Use Ito’s formula to show that if $$\sigma(t,\omega)$$ is a bounded nonanticipating functional, $$|\sigma|\leq M$$, then for the stochastic integral $$I(t,\omega)=\int_0^t \sigma(s,\omega) dB(s,\omega)$$ we have the moment estimates
$\mathbf E\{ |I(t)|^{2p}\}\leq 1\cdot 3\cdot 5 \cdots (2p-1) (M^2 t)^p$
for $$p=1,2,3,…$$. Follow the steps below to achieve this result.

1. First assume that
$\mathbf E \int_0^t |I_s|^{k} \sigma_s dB_s =0$
for all positive , integer $$k$$. Under this assumption, prove the result. Why don’t we know a priori that this expectation is zero ?

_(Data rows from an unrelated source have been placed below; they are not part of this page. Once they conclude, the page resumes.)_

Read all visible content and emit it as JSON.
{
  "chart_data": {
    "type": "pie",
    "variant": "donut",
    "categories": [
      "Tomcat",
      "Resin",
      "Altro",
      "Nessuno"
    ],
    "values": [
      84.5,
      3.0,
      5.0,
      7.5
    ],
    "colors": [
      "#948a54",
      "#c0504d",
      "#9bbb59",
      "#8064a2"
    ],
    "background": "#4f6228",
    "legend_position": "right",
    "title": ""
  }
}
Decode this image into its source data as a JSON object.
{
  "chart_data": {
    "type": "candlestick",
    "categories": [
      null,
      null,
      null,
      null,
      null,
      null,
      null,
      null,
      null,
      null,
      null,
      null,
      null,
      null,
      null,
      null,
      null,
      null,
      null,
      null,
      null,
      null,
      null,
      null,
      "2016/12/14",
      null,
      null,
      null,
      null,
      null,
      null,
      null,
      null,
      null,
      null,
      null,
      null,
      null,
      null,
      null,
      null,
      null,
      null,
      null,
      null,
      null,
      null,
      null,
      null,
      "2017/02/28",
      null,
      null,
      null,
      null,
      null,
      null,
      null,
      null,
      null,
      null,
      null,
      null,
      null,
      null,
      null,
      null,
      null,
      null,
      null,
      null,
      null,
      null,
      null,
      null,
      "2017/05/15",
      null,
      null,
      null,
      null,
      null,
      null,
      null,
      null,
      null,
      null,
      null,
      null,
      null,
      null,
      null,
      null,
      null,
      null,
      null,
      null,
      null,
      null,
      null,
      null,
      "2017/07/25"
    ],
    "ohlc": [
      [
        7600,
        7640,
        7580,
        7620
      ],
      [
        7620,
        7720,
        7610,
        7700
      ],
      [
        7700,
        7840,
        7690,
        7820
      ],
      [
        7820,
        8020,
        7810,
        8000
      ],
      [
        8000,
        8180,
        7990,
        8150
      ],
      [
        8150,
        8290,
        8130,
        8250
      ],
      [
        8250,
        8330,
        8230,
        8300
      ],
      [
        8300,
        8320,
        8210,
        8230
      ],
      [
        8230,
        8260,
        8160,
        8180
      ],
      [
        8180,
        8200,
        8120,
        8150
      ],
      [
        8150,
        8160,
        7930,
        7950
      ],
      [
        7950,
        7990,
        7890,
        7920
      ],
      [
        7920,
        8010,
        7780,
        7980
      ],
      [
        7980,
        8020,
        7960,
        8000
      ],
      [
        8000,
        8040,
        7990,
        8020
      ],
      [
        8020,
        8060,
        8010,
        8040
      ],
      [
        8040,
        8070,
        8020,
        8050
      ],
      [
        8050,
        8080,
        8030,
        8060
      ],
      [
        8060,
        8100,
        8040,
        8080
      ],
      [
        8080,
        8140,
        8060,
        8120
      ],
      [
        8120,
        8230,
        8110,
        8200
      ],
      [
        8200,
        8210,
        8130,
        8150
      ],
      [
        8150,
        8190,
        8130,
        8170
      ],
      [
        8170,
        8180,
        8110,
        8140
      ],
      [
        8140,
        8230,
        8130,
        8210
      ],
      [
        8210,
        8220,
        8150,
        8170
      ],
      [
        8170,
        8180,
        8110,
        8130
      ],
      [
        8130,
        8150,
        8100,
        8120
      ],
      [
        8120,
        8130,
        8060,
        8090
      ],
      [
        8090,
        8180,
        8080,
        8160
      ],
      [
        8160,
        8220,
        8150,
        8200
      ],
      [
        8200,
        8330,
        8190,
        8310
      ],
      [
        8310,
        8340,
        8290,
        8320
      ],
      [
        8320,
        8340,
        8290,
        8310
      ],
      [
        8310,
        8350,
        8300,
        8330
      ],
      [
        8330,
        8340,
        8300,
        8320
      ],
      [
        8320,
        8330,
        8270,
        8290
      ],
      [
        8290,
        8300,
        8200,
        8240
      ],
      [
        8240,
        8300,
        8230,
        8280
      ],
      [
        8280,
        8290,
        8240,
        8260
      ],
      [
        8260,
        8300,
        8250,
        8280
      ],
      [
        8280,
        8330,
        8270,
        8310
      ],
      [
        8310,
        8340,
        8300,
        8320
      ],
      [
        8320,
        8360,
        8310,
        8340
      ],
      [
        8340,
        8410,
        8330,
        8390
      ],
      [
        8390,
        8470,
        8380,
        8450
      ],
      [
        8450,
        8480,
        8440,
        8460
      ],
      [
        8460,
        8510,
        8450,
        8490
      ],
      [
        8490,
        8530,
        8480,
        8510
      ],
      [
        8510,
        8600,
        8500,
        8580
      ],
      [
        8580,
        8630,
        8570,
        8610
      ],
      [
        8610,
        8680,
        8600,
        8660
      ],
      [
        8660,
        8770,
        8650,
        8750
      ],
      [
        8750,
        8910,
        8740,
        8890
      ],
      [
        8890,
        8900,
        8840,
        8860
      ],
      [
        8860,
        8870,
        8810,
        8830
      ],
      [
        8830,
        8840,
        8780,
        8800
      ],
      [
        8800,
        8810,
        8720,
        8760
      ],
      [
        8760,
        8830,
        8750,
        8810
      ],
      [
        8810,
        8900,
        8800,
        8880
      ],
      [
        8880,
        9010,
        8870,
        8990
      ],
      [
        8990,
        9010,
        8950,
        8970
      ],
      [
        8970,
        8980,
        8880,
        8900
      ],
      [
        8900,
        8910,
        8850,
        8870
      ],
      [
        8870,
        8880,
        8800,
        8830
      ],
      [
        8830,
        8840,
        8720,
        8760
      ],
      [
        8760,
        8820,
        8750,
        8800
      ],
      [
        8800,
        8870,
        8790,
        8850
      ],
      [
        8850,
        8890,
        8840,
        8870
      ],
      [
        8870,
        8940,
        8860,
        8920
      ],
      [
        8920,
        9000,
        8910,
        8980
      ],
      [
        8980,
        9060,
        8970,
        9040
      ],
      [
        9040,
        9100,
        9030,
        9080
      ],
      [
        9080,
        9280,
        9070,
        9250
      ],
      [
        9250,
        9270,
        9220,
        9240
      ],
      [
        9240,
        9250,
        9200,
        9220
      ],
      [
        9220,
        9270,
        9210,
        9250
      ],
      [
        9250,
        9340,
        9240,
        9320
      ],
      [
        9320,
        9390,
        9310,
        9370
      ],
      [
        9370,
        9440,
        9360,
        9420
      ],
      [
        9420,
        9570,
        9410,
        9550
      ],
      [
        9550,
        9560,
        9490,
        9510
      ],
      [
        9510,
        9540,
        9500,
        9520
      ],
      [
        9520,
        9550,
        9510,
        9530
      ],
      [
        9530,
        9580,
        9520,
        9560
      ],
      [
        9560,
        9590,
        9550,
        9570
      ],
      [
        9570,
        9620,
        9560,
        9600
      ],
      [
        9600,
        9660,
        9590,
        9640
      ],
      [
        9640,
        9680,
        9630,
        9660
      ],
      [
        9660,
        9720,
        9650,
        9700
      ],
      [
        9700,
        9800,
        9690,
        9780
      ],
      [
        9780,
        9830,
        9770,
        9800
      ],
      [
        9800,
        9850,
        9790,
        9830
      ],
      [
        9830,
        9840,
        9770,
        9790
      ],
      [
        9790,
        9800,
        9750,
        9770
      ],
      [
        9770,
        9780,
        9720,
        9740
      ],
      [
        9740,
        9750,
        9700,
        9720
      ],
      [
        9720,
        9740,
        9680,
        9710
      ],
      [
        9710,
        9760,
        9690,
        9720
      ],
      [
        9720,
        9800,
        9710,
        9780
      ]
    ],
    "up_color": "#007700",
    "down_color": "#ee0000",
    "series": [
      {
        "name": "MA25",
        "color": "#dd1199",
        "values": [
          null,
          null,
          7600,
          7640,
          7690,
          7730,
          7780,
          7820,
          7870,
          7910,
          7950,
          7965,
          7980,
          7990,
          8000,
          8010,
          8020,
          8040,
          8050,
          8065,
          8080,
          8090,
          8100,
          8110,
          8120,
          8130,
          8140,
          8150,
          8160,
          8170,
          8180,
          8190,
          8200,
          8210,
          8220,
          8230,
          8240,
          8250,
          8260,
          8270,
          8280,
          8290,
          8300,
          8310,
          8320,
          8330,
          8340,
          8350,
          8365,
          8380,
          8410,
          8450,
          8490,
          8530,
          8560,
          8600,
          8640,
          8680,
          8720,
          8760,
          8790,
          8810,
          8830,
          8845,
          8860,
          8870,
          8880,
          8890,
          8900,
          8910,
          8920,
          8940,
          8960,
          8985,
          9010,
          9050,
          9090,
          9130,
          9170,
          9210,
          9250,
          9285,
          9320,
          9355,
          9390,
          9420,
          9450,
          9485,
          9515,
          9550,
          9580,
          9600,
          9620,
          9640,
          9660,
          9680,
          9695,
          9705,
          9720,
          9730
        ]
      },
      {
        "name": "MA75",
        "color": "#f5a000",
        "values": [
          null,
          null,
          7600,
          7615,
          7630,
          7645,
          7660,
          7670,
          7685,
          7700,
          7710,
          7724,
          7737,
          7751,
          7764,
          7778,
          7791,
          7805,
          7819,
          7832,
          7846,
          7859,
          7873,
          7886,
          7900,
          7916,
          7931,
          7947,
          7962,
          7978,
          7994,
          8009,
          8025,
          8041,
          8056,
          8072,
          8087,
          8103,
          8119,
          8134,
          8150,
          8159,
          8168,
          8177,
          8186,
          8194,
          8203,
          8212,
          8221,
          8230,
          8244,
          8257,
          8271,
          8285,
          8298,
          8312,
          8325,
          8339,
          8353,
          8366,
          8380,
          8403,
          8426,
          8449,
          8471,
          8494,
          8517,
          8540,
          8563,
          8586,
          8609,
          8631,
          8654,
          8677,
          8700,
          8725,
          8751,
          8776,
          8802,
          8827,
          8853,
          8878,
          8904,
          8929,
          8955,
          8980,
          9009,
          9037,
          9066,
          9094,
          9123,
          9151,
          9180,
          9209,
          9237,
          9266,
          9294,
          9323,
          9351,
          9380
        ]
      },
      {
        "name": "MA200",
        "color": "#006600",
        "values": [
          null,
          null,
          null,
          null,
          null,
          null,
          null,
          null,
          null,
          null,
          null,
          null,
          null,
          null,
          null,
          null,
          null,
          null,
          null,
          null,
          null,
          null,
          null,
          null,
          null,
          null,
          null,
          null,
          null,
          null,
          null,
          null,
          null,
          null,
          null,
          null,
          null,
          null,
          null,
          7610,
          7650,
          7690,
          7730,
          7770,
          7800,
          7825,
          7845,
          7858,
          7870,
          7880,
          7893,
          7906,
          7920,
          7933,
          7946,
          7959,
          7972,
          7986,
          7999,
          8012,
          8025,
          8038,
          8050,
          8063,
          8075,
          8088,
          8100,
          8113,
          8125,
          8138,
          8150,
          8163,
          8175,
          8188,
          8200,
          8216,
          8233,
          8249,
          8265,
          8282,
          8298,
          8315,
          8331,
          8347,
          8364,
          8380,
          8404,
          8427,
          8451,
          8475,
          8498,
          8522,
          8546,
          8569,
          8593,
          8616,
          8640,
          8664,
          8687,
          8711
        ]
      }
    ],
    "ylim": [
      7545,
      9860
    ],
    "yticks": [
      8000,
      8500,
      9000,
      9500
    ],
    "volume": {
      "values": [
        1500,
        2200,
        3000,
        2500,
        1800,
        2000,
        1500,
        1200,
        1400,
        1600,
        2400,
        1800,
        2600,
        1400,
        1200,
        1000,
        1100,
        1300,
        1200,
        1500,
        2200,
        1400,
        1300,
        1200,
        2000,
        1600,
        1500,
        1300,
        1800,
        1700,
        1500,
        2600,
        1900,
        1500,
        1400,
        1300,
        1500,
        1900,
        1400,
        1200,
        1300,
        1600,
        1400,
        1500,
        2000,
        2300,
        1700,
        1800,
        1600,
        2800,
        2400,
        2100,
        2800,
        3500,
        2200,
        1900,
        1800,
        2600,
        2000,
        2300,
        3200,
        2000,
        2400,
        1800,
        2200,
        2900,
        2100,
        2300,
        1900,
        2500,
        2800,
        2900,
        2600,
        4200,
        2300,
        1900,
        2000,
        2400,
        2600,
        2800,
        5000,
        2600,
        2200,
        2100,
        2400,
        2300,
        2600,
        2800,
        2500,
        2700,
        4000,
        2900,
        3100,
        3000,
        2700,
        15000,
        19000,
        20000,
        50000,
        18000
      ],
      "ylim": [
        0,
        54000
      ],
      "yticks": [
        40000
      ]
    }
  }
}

2. Now define  for positive $$L$$, define $$\chi^{p}_L(x)$$ as $$x^p$$ for $$|x| < L$$ and 0 if $$|x| > L+1$$ and connected monotonically in between such that the whole function is  smooth. Now define
$\psi^{(p)}_L(x) = p\int_0^x \chi^{(p-1)}_L(y) dy\qquad\text{and}\qquad\phi^{(p)}_L(x)= p\int_0^x \psi^{(p-1)}_L(y) dy$
Observe that  all three of the functions are globally bounded for a given $$L$$. Apply Ito’s formula to $$\phi^{(p)}_L(I_t)$$ and the fact that Fatou’s lemma implies that
$\mathbf E |I_t|^{2p} \leq \lim_{L \rightarrow \infty} \mathbf E \phi^{(2p)}_L(I_t)$
to prove the estimate started at the start by following a similar induction step as used above.